Filosofi Stoik: Rahasia Mencintai Diri Sendiri Sebelum Menolong Sesama, Apakah Anda Sudah Tahu?

Filosofi stoik mengajarkan bahwa hidup adalah tentang kendali atas diri sendiri (Foto: Youtube/DailyStoik)

BERITATERBERITA – Pernahkah Anda merasa bangga menjadi orang yang selalu hadir untuk orang lain? Kita ada saat mereka membutuhkan tempat bersandar, siap mendengarkan tanpa henti, dan rela mengesampingkan kebutuhan diri sendiri. Orang-orang yang kita sayangi itu mulia, namun pernahkah Anda merasa lelah bukan karena pekerjaan atau beratnya dunia, melainkan karena diri sendiri yang terasa kosong?
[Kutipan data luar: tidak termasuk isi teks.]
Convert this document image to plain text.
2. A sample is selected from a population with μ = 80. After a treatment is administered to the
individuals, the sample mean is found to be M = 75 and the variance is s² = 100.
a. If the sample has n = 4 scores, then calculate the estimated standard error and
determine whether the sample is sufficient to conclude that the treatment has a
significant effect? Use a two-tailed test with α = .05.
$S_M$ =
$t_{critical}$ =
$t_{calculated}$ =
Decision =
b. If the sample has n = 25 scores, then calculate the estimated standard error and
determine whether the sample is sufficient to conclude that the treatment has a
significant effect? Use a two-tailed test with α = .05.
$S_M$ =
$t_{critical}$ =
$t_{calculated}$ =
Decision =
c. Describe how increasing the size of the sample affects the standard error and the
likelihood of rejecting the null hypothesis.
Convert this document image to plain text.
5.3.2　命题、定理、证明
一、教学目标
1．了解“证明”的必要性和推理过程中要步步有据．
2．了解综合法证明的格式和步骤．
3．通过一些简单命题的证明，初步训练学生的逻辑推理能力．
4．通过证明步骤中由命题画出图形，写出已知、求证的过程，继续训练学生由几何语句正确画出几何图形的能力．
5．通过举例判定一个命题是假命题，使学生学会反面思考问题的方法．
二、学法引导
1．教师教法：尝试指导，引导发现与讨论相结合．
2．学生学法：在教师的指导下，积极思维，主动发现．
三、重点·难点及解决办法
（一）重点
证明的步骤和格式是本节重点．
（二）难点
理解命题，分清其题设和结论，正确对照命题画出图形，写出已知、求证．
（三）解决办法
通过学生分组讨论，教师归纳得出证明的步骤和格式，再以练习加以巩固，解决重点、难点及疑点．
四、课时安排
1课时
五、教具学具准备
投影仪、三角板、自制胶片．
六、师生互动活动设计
Bayangkan diri Anda seperti sebuah cangkir yang terus-menerus menuangkan air untuk semua orang: keluarga, teman, rekan kerja, bahkan orang asing. Namun, Anda lupa satu hal penting: tidak ada yang mengisi ulang cangkir Anda. Pada akhirnya, Anda akan merasa habis, kosong, dan ketika Anda membutuhkan seseorang untuk mengisi ulang diri Anda, tidak ada yang benar-benar menyadari bahwa Anda sedang kekeringan. Ini bukanlah kisah tentang egois, melainkan tentang menjaga batasan yang sehat dan keberanian untuk mencintai diri sendiri.

Di dunia yang sering kali menyanjung pengorbanan, kita diajarkan bahwa menjadi baik berarti menomorsatukan orang lain. Kita dididik untuk menjadi anak yang patuh, teman yang setia, pasangan yang pengertian, dan pekerja yang bisa diandalkan. Namun, tidak ada yang benar-benar mengajarkan bagaimana menjadi manusia yang adil terhadap diri sendiri. Kita tumbuh dengan kebiasaan mendahulukan kebutuhan orang lain, bahkan ketika diri kita sendiri mulai berteriak meminta perhatian.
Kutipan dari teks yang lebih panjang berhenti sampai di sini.